Quizá ha sido la crisis general o la necesidad de una puesta en escena razonable lo que ha hecho a la mayoría de las representaciones renegar de lo estruendoso y patético sin nada que ver con un festival de canciones. Se supone que Eurovisión es también un icono gay, que este año no se ha dejado ver en el escenario. En las ediciones anteriores, en Moscú y Belgrado, las autoridades advirtieron que no tolerarían exhibiciones del colectivo homosexual. Oslo, la ciudad anfitriona este año, declarada «gayfriendly», ha permitido que todo vuelva a la normalidad sin estridencias.
Y las votaciones siguen siendo divertidas, desde un punto de vista político o sociológico. Este año se aplicaba un sistema mixto de jurado y televoto para evitar el intercambio de puntos entre países vecinos.

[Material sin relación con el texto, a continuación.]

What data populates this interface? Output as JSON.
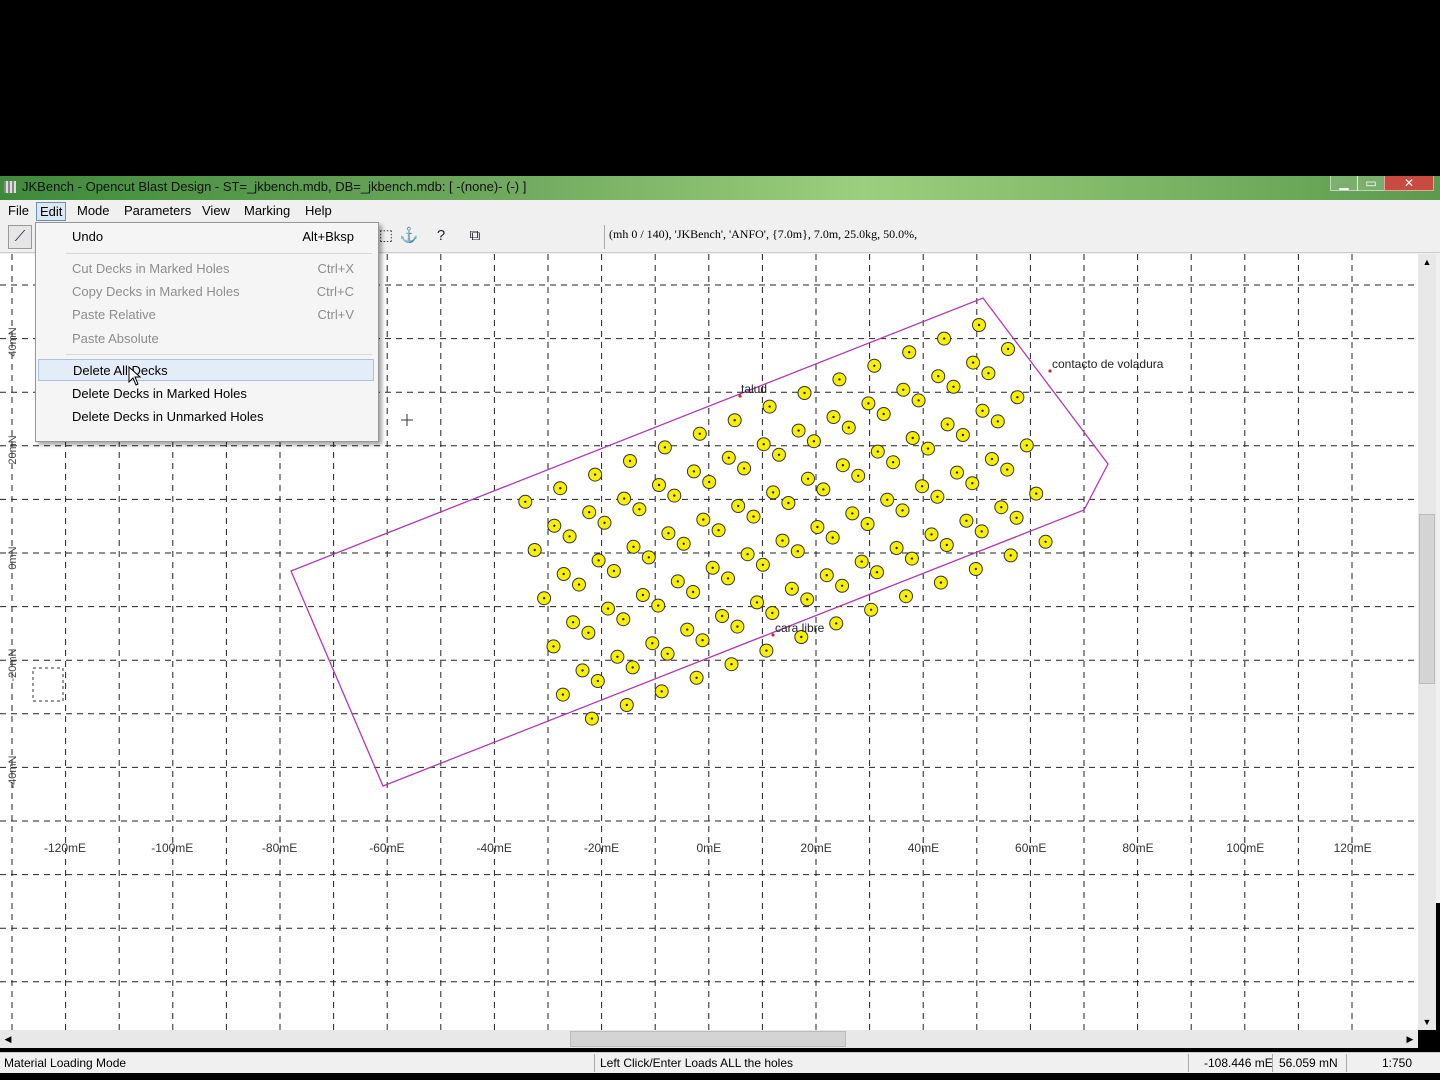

No ha servido y los 12 puntos han ido de un país del Este a otro, de Grecia a Chipre o de Portugal a España, aunque no a la inversa. Al margen del juego de amistades políticas, ha habido casi unanimidad en los 39 países participantes en votar masivamente a la canción ganadora de Alemania.
Un programa de tv de 26 millones de euros
La televisión noruega NRK ha gastado 26 millones de euros en la organización, mucho pero no tanto como los 32 millones que invirtió Rusia el año pasado para deslumbrar a Europa con un festival apabullante en el que, se dijo, que el Kremlin echó el resto. El experto en el festival Inge Olmo, autor de «Absolut Grand Prix», pedía bromeando que no ganarán Azerbaiyán o Moldavia porque serían incapaces de sufragar los cada vez más desmesurados gastos que supone organizar un evento así, en el que se imponen enormes espacios y lo último en tecnología.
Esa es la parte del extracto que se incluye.